Impulse purchases used to be made in stores. You went into Target or Whole Foods or somewhere else for a few items, but something caught your eye and suddenly you were pushing a full shopping cart out to the car. Maybe your favorite sports drink was on sale or maybe you saw some throw pillows you had to have or maybe it was just that you realized you were short on toilet paper.
But impulse purchasing is done differently now. When I need something at home – and that might be diapers, shout wipes, an Abby Cadabby doll, granola bars, face soap, ziploc bags, dog food, or vitamins (for example) – I open my Amazon app and order it. Two days later it arrives.
I don’t keep a shopping list for the week and then on the way to Target think through which items I “really” need.
I don’t exhaustively search the places in our house where we store things and ensure that we “really” are out of said item.
And I don’t wait for things to be on sale or comparison shop.
I have the impulse to buy it and so I do.

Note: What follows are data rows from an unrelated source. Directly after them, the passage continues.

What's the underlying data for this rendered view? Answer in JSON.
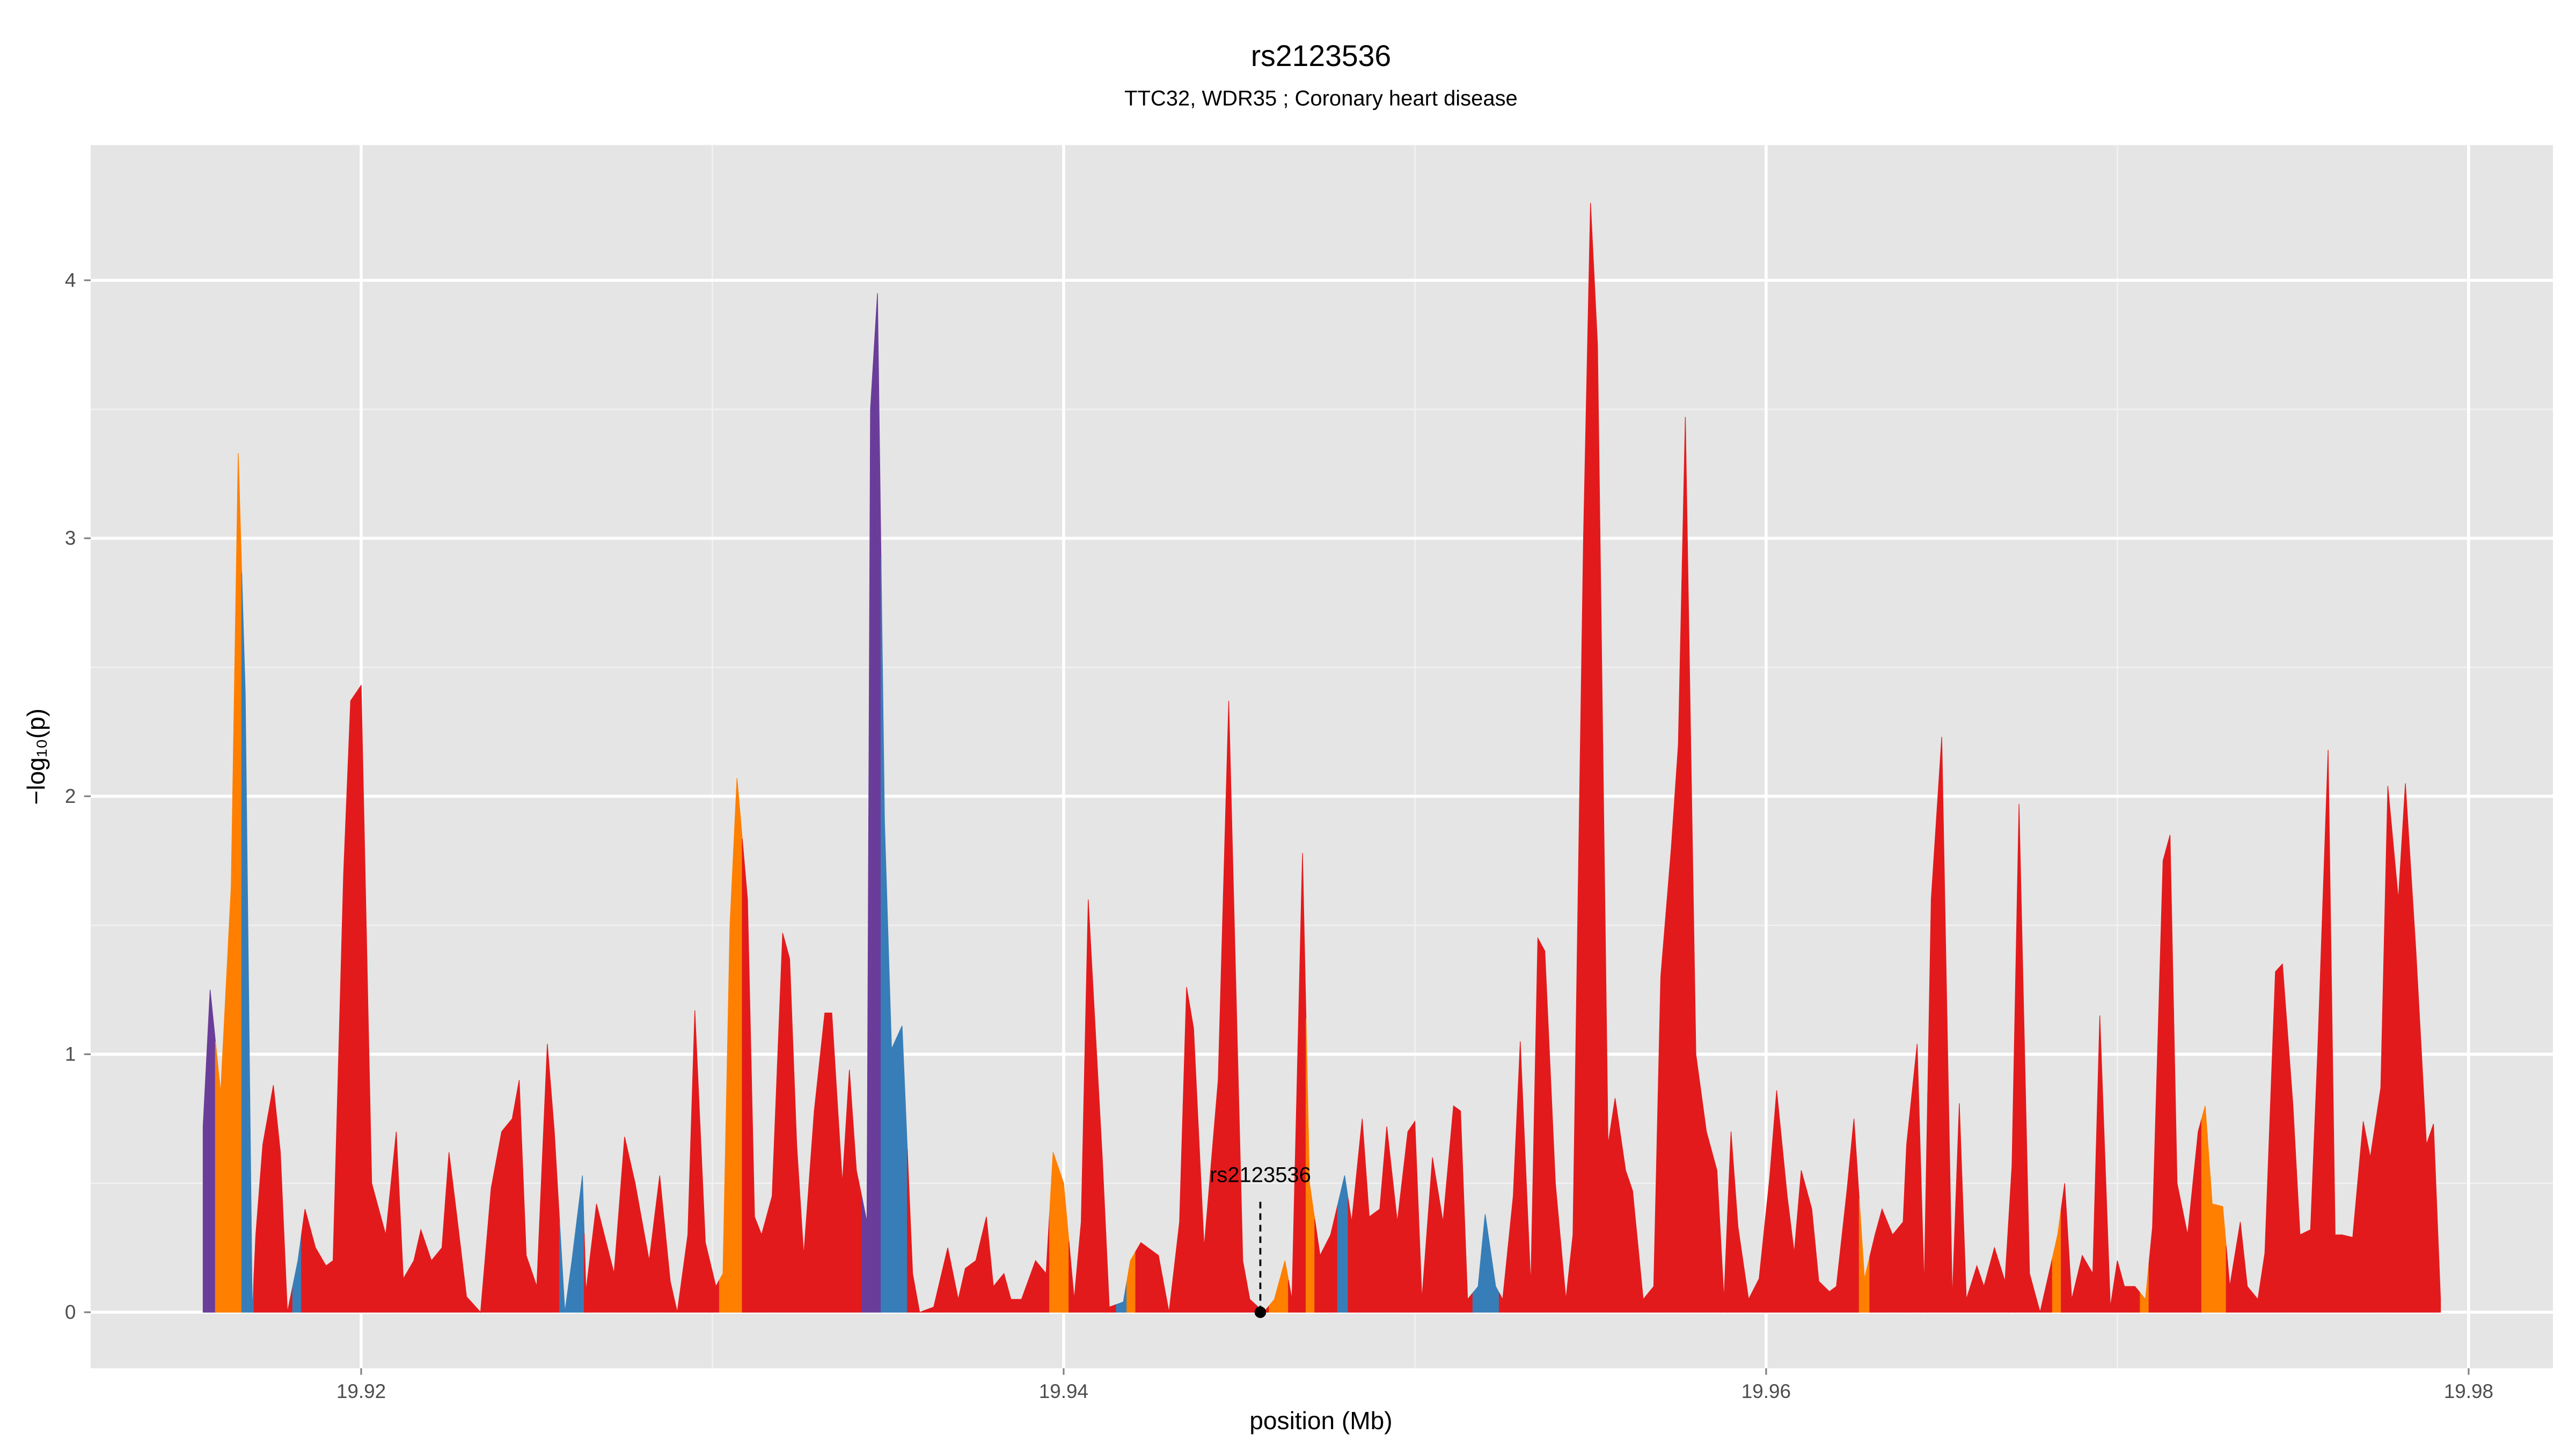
{
  "chart_data": {
    "type": "area",
    "title": "rs2123536",
    "subtitle": "TTC32, WDR35 ; Coronary heart disease",
    "x_label": "position (Mb)",
    "y_label": "−log₁₀(p)",
    "xlim": [
      19.9123,
      19.9824
    ],
    "ylim": [
      -0.217,
      4.524
    ],
    "xticks": [
      19.92,
      19.94,
      19.96,
      19.98
    ],
    "yticks": [
      0,
      1,
      2,
      3,
      4
    ],
    "minor_xticks": [
      19.93,
      19.95,
      19.97
    ],
    "minor_yticks": [
      0.5,
      1.5,
      2.5,
      3.5
    ],
    "grid": true,
    "annotation": {
      "label": "rs2123536",
      "x": 19.9456,
      "y": 0
    },
    "x": [
      19.9155,
      19.9157,
      19.916,
      19.9163,
      19.9165,
      19.9167,
      19.9169,
      19.917,
      19.9172,
      19.9175,
      19.9177,
      19.9179,
      19.9182,
      19.9184,
      19.9187,
      19.919,
      19.9192,
      19.9195,
      19.9197,
      19.92,
      19.9203,
      19.9207,
      19.921,
      19.9212,
      19.9215,
      19.9217,
      19.922,
      19.9223,
      19.9225,
      19.9227,
      19.923,
      19.9234,
      19.9237,
      19.924,
      19.9243,
      19.9245,
      19.9247,
      19.925,
      19.9253,
      19.9255,
      19.9258,
      19.926,
      19.9263,
      19.9264,
      19.9267,
      19.9272,
      19.9275,
      19.9278,
      19.9282,
      19.9285,
      19.9288,
      19.929,
      19.9293,
      19.9295,
      19.9298,
      19.9301,
      19.9303,
      19.9305,
      19.9307,
      19.931,
      19.9312,
      19.9314,
      19.9317,
      19.932,
      19.9322,
      19.9324,
      19.9326,
      19.9329,
      19.9332,
      19.9334,
      19.9337,
      19.9339,
      19.9341,
      19.9344,
      19.9345,
      19.9347,
      19.9349,
      19.9351,
      19.9354,
      19.9357,
      19.9359,
      19.9363,
      19.9367,
      19.937,
      19.9372,
      19.9375,
      19.9378,
      19.938,
      19.9383,
      19.9385,
      19.9388,
      19.9392,
      19.9395,
      19.9397,
      19.94,
      19.9403,
      19.9405,
      19.9407,
      19.9411,
      19.9413,
      19.9417,
      19.9419,
      19.9422,
      19.9424,
      19.9427,
      19.943,
      19.9433,
      19.9435,
      19.9437,
      19.944,
      19.9444,
      19.9447,
      19.9451,
      19.9453,
      19.9457,
      19.946,
      19.9463,
      19.9465,
      19.9468,
      19.947,
      19.9473,
      19.9476,
      19.948,
      19.9482,
      19.9485,
      19.9487,
      19.949,
      19.9492,
      19.9495,
      19.9498,
      19.95,
      19.9502,
      19.9505,
      19.9508,
      19.9511,
      19.9513,
      19.9515,
      19.9518,
      19.952,
      19.9523,
      19.9525,
      19.9528,
      19.953,
      19.9533,
      19.9535,
      19.9537,
      19.954,
      19.9543,
      19.9545,
      19.9548,
      19.955,
      19.9552,
      19.9555,
      19.9557,
      19.956,
      19.9562,
      19.9565,
      19.9568,
      19.957,
      19.9573,
      19.9575,
      19.9577,
      19.958,
      19.9583,
      19.9586,
      19.9588,
      19.959,
      19.9592,
      19.9595,
      19.9598,
      19.9601,
      19.9603,
      19.9606,
      19.9608,
      19.961,
      19.9613,
      19.9615,
      19.9618,
      19.962,
      19.9623,
      19.9625,
      19.9628,
      19.9631,
      19.9633,
      19.9636,
      19.9639,
      19.964,
      19.9643,
      19.9645,
      19.9647,
      19.965,
      19.9653,
      19.9655,
      19.9657,
      19.966,
      19.9662,
      19.9665,
      19.9668,
      19.967,
      19.9672,
      19.9675,
      19.9678,
      19.968,
      19.9683,
      19.9685,
      19.9687,
      19.969,
      19.9693,
      19.9695,
      19.9698,
      19.97,
      19.9702,
      19.9705,
      19.9708,
      19.971,
      19.9713,
      19.9715,
      19.9717,
      19.972,
      19.9723,
      19.9725,
      19.9727,
      19.973,
      19.9732,
      19.9735,
      19.9737,
      19.974,
      19.9742,
      19.9745,
      19.9747,
      19.975,
      19.9752,
      19.9755,
      19.9757,
      19.976,
      19.9762,
      19.9764,
      19.9767,
      19.977,
      19.9772,
      19.9775,
      19.9777,
      19.978,
      19.9782,
      19.9785,
      19.9788,
      19.979,
      19.9792
    ],
    "values": [
      0.72,
      1.25,
      0.85,
      1.65,
      3.33,
      2.4,
      0,
      0.3,
      0.65,
      0.88,
      0.62,
      0,
      0.2,
      0.4,
      0.25,
      0.18,
      0.2,
      1.7,
      2.37,
      2.43,
      0.5,
      0.3,
      0.7,
      0.13,
      0.2,
      0.32,
      0.2,
      0.25,
      0.62,
      0.4,
      0.06,
      0,
      0.48,
      0.7,
      0.75,
      0.9,
      0.22,
      0.1,
      1.04,
      0.7,
      0,
      0.2,
      0.53,
      0.08,
      0.42,
      0.15,
      0.68,
      0.5,
      0.2,
      0.53,
      0.12,
      0,
      0.3,
      1.17,
      0.27,
      0.1,
      0.15,
      1.5,
      2.07,
      1.6,
      0.37,
      0.3,
      0.45,
      1.47,
      1.37,
      0.65,
      0.22,
      0.78,
      1.16,
      1.16,
      0.5,
      0.94,
      0.55,
      0.35,
      3.5,
      3.95,
      1.9,
      1.02,
      1.11,
      0.15,
      0,
      0.02,
      0.25,
      0.05,
      0.17,
      0.2,
      0.37,
      0.1,
      0.15,
      0.05,
      0.05,
      0.2,
      0.15,
      0.62,
      0.5,
      0.05,
      0.35,
      1.6,
      0.6,
      0.02,
      0.04,
      0.2,
      0.27,
      0.25,
      0.22,
      0,
      0.35,
      1.26,
      1.1,
      0.25,
      0.9,
      2.37,
      0.2,
      0.05,
      0,
      0.05,
      0.2,
      0.05,
      1.78,
      0.5,
      0.22,
      0.3,
      0.53,
      0.35,
      0.75,
      0.37,
      0.4,
      0.72,
      0.35,
      0.7,
      0.74,
      0.05,
      0.6,
      0.35,
      0.8,
      0.78,
      0.05,
      0.1,
      0.38,
      0.1,
      0.05,
      0.45,
      1.05,
      0.1,
      1.45,
      1.4,
      0.5,
      0.05,
      0.3,
      3.0,
      4.3,
      3.75,
      0.65,
      0.83,
      0.55,
      0.47,
      0.05,
      0.1,
      1.3,
      1.8,
      2.2,
      3.47,
      1.0,
      0.7,
      0.55,
      0.05,
      0.7,
      0.33,
      0.05,
      0.13,
      0.52,
      0.86,
      0.45,
      0.23,
      0.55,
      0.4,
      0.12,
      0.08,
      0.1,
      0.47,
      0.75,
      0.13,
      0.3,
      0.4,
      0.3,
      0.35,
      0.65,
      1.04,
      0.1,
      1.6,
      2.23,
      0.05,
      0.81,
      0.05,
      0.18,
      0.1,
      0.25,
      0.12,
      0.57,
      1.97,
      0.15,
      0,
      0.12,
      0.3,
      0.5,
      0.05,
      0.22,
      0.15,
      1.15,
      0.02,
      0.2,
      0.1,
      0.1,
      0.05,
      0.33,
      1.75,
      1.85,
      0.5,
      0.3,
      0.7,
      0.8,
      0.42,
      0.41,
      0.1,
      0.35,
      0.1,
      0.05,
      0.23,
      1.32,
      1.35,
      0.8,
      0.3,
      0.32,
      1.0,
      2.18,
      0.3,
      0.3,
      0.29,
      0.74,
      0.6,
      0.87,
      2.04,
      1.6,
      2.05,
      1.4,
      0.65,
      0.73,
      0.05
    ],
    "colors": [
      "#6a3d9a",
      "#6a3d9a",
      "#ff7f00",
      "#ff7f00",
      "#ff7f00",
      "#377eb8",
      "#377eb8",
      "#e31a1c",
      "#e31a1c",
      "#e31a1c",
      "#e31a1c",
      "#e31a1c",
      "#377eb8",
      "#e31a1c",
      "#e31a1c",
      "#e31a1c",
      "#e31a1c",
      "#e31a1c",
      "#e31a1c",
      "#e31a1c",
      "#e31a1c",
      "#e31a1c",
      "#e31a1c",
      "#e31a1c",
      "#e31a1c",
      "#e31a1c",
      "#e31a1c",
      "#e31a1c",
      "#e31a1c",
      "#e31a1c",
      "#e31a1c",
      "#e31a1c",
      "#e31a1c",
      "#e31a1c",
      "#e31a1c",
      "#e31a1c",
      "#e31a1c",
      "#e31a1c",
      "#e31a1c",
      "#e31a1c",
      "#377eb8",
      "#377eb8",
      "#377eb8",
      "#e31a1c",
      "#e31a1c",
      "#e31a1c",
      "#e31a1c",
      "#e31a1c",
      "#e31a1c",
      "#e31a1c",
      "#e31a1c",
      "#e31a1c",
      "#e31a1c",
      "#e31a1c",
      "#e31a1c",
      "#e31a1c",
      "#ff7f00",
      "#ff7f00",
      "#ff7f00",
      "#e31a1c",
      "#e31a1c",
      "#e31a1c",
      "#e31a1c",
      "#e31a1c",
      "#e31a1c",
      "#e31a1c",
      "#e31a1c",
      "#e31a1c",
      "#e31a1c",
      "#e31a1c",
      "#e31a1c",
      "#e31a1c",
      "#e31a1c",
      "#6a3d9a",
      "#6a3d9a",
      "#6a3d9a",
      "#377eb8",
      "#377eb8",
      "#377eb8",
      "#e31a1c",
      "#e31a1c",
      "#e31a1c",
      "#e31a1c",
      "#e31a1c",
      "#e31a1c",
      "#e31a1c",
      "#e31a1c",
      "#e31a1c",
      "#e31a1c",
      "#e31a1c",
      "#e31a1c",
      "#e31a1c",
      "#e31a1c",
      "#ff7f00",
      "#ff7f00",
      "#e31a1c",
      "#e31a1c",
      "#e31a1c",
      "#e31a1c",
      "#e31a1c",
      "#377eb8",
      "#ff7f00",
      "#e31a1c",
      "#e31a1c",
      "#e31a1c",
      "#e31a1c",
      "#e31a1c",
      "#e31a1c",
      "#e31a1c",
      "#e31a1c",
      "#e31a1c",
      "#e31a1c",
      "#e31a1c",
      "#e31a1c",
      "#e31a1c",
      "#ff7f00",
      "#ff7f00",
      "#e31a1c",
      "#e31a1c",
      "#ff7f00",
      "#e31a1c",
      "#e31a1c",
      "#377eb8",
      "#e31a1c",
      "#e31a1c",
      "#e31a1c",
      "#e31a1c",
      "#e31a1c",
      "#e31a1c",
      "#e31a1c",
      "#e31a1c",
      "#e31a1c",
      "#e31a1c",
      "#e31a1c",
      "#e31a1c",
      "#e31a1c",
      "#e31a1c",
      "#377eb8",
      "#377eb8",
      "#377eb8",
      "#e31a1c",
      "#e31a1c",
      "#e31a1c",
      "#e31a1c",
      "#e31a1c",
      "#e31a1c",
      "#e31a1c",
      "#e31a1c",
      "#e31a1c",
      "#e31a1c",
      "#e31a1c",
      "#e31a1c",
      "#e31a1c",
      "#e31a1c",
      "#e31a1c",
      "#e31a1c",
      "#e31a1c",
      "#e31a1c",
      "#e31a1c",
      "#e31a1c",
      "#e31a1c",
      "#e31a1c",
      "#e31a1c",
      "#e31a1c",
      "#e31a1c",
      "#e31a1c",
      "#e31a1c",
      "#e31a1c",
      "#e31a1c",
      "#e31a1c",
      "#e31a1c",
      "#e31a1c",
      "#e31a1c",
      "#e31a1c",
      "#e31a1c",
      "#e31a1c",
      "#e31a1c",
      "#e31a1c",
      "#e31a1c",
      "#e31a1c",
      "#e31a1c",
      "#ff7f00",
      "#e31a1c",
      "#e31a1c",
      "#e31a1c",
      "#e31a1c",
      "#e31a1c",
      "#e31a1c",
      "#e31a1c",
      "#e31a1c",
      "#e31a1c",
      "#e31a1c",
      "#e31a1c",
      "#e31a1c",
      "#e31a1c",
      "#e31a1c",
      "#e31a1c",
      "#e31a1c",
      "#e31a1c",
      "#e31a1c",
      "#e31a1c",
      "#e31a1c",
      "#e31a1c",
      "#ff7f00",
      "#e31a1c",
      "#e31a1c",
      "#e31a1c",
      "#e31a1c",
      "#e31a1c",
      "#e31a1c",
      "#e31a1c",
      "#e31a1c",
      "#e31a1c",
      "#ff7f00",
      "#e31a1c",
      "#e31a1c",
      "#e31a1c",
      "#e31a1c",
      "#e31a1c",
      "#e31a1c",
      "#ff7f00",
      "#ff7f00",
      "#ff7f00",
      "#e31a1c",
      "#e31a1c",
      "#e31a1c",
      "#e31a1c",
      "#e31a1c",
      "#e31a1c",
      "#e31a1c",
      "#e31a1c",
      "#e31a1c",
      "#e31a1c",
      "#e31a1c",
      "#e31a1c",
      "#e31a1c",
      "#e31a1c",
      "#e31a1c",
      "#e31a1c",
      "#e31a1c",
      "#e31a1c",
      "#e31a1c",
      "#e31a1c",
      "#e31a1c",
      "#e31a1c",
      "#e31a1c",
      "#e31a1c",
      "#e31a1c",
      "#ff7f00",
      "#ff7f00",
      "#e31a1c"
    ]
  }
}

So the game for the retailer of how to increase impulse sales is no longer about what merchandise to put on endcaps or in the checkout lane. That’s good news for my wallet. Rarely with online purchases do I actually buy a “suggested for you” item or have something catch my eye like it would in a brick and mortar store.
But the bad news for my wallet is that the retailer has made it as easy as possible for me to order: a simply navigable app, one-click purchasing, 2-day shipping, good return policy. My credit card is saved so I barely even notice when I spend money. That’s all bad news for my wallet.
Impulse purchases occur at home these days. And for a sleep-deprived parent of an infant, they are quite common.